Danish parlayed a stunning senior season at Durant High (Plant City, Fla.) -- he didn't allow an earned run in 94 innings -- into a second-round selection and a $1,001,800 bonus in the 2013 Draft. Some scouts worry about his delivery, which features a low arm slot and some effort, but it produces an exceptionally heavy sinker and a promising changeup and breaking ball. How surreal was your streak? Obviously, the goal of any pitcher is to prevent runs, but you can't expect to go an entire season without allowing an earned run.

Danish: It was crazy. It didn't hit me until about 60 innings in. It's something I'll remember forever. It's one of those things like a no-hitter, where everyone knew it was going on but didn't talk about it. My teammates saved me a couple of times. There's a lot of discussion about your low three-quarters delivery.

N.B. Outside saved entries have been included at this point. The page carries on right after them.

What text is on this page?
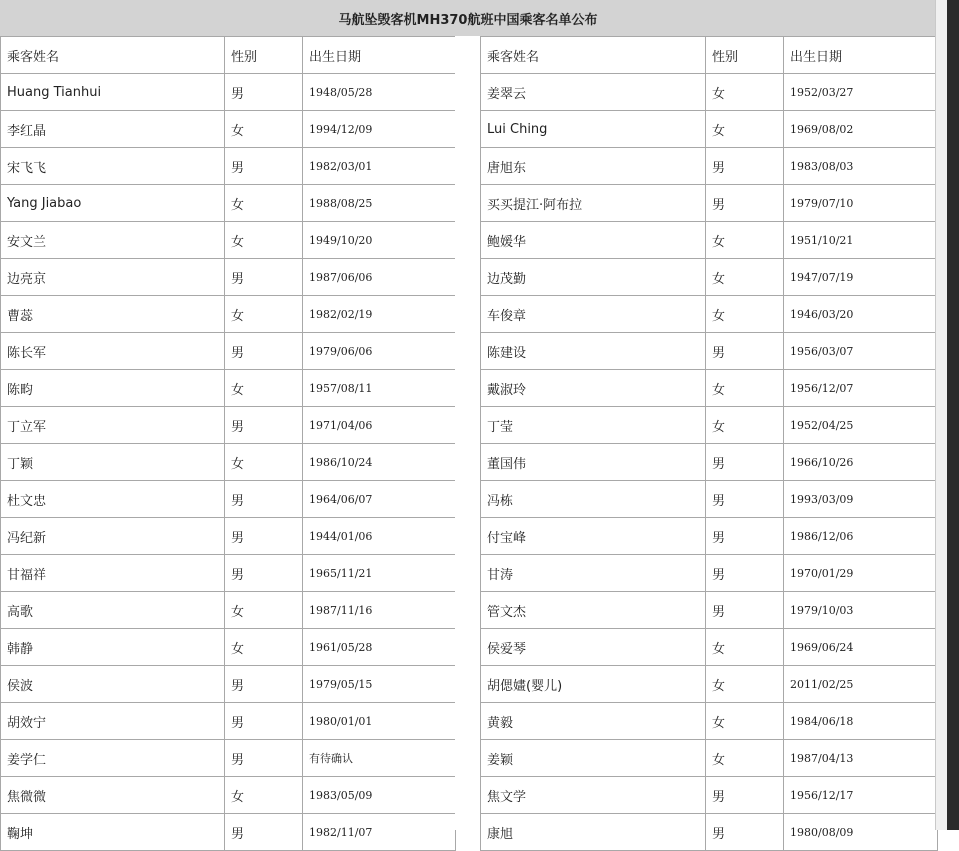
马航坠毁客机MH370航班中国乘客名单公布
乘客姓名	性别	出生日期
Huang Tianhui	男	1948/05/28
李红晶	女	1994/12/09
宋飞飞	男	1982/03/01
Yang Jiabao	女	1988/08/25
安文兰	女	1949/10/20
边亮京	男	1987/06/06
曹蕊	女	1982/02/19
陈长军	男	1979/06/06
陈畇	女	1957/08/11
丁立军	男	1971/04/06
丁颖	女	1986/10/24
杜文忠	男	1964/06/07
冯纪新	男	1944/01/06
甘福祥	男	1965/11/21
高歌	女	1987/11/16
韩静	女	1961/05/28
侯波	男	1979/05/15
胡效宁	男	1980/01/01
姜学仁	男	有待确认
焦微微	女	1983/05/09
鞠坤	男	1982/11/07
乘客姓名	性别	出生日期
姜翠云	女	1952/03/27
Lui Ching	女	1969/08/02
唐旭东	男	1983/08/03
买买提江·阿布拉	男	1979/07/10
鲍媛华	女	1951/10/21
边茂勤	女	1947/07/19
车俊章	女	1946/03/20
陈建设	男	1956/03/07
戴淑玲	女	1956/12/07
丁莹	女	1952/04/25
董国伟	男	1966/10/26
冯栋	男	1993/03/09
付宝峰	男	1986/12/06
甘涛	男	1970/01/29
管文杰	男	1979/10/03
侯爱琴	女	1969/06/24
胡偲嫿(婴儿)	女	2011/02/25
黄毅	女	1984/06/18
姜颖	女	1987/04/13
焦文学	男	1956/12/17
康旭	男	1980/08/09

How did it come about?

Danish: I think it was because I was a shortstop before I was a starting pitcher in my sophomore year of high school. I threw the same way from shortstop and the ball ran like that. I was messing around in the bullpen with it. I used to be a high three-quarters guy, but the ball moved so much and things clicked, and I ran with it. It just felt natural. It was big getting drafted by the White Sox. Chris Sale is in the same organization and has the same arm angle -- from a different side, of course -- and he progressed quickly. It helped my confidence level knowing they weren't going to change me. Some scouts look at your mechanics and your size [closer to 6 feet than his listed height of 6-foot-2] and question whether you can remain a starter. Others look at that and compare you to Jake Peavy. What's your take on all of this?

Danish: I hear some people don't slot me as a starting pitcher. One of my goals is to show people I can do that, I can progress and I can go out there for seven innings. I'll need to get better command of my pitches to do that. I'm a very competitive guy. The doubts don't upset me, but they put a chip on my shoulder. I love starting because you have control of everything. You control your team's destiny, you control the other team's destiny, you control the game with every pitch.

Camp standout: Courtney Hawkins

The 12th overall pick in the 2012 Draft, Hawkins excited fans by doing a backflip during MLB Network's broadcast, and he excited the White Sox with a strong pro debut that culminated with two homers in the high Class A Carolina League playoffs. Chicago sent him back to that level as a 19-year-old last season, and he struggled. Hawkins topped the CL in strikeouts (160 in 383 at-bats) and ranked last in batting (.178).

Hawkins never had struggled on the diamond before, so that severe dose of adversity may be beneficial in the long run.

"Courtney has made huge progress this spring," Bell said. "A lot of it has to do with getting humbled a little bit. He had issues with his approach and his balance. Courtney always wanted more instead of letting things just happen and letting the ball travel a little bit. I think the fact that Courtney understands it's not easy is probably as good as anything."

If Hawkins can make consistent contact, he could be a star, because he has the most all-around ability in the system. His power, speed and arm are all plus tools, and his right-field defense isn't far behind.

Breakout candidate: Engel

Engel might have been the best all-around college athlete in the 2013 Draft. A star high school quarterback who drew interest from college football programs such as Wisconsin, Engel opted instead to play baseball at Louisville. He has plus-plus speed to steal bases and run down everything in center field, and he has the bat speed and strength to make a difference at the plate.

"Engel is very good and no one talks about it," Bell said. "He might be the best center fielder we have in the system right now. He has some sneaky pull power, he can run and he's not afraid to lay a bunt down."

So why were the White Sox able to land Engel with only a 19th-round pick and a $100,000 bonus? He hit just .265 with two homers in three college seasons.

After he turned pro, Chicago had Engel raise his hands at the plate. The change paid immediate dividends, as he batted .301 with three homers in the Rookie-level Pioneer League, topping the circuit with 31 steals in 56 games. Like Hawkins, Engel can be an impact player if he produces at the plate.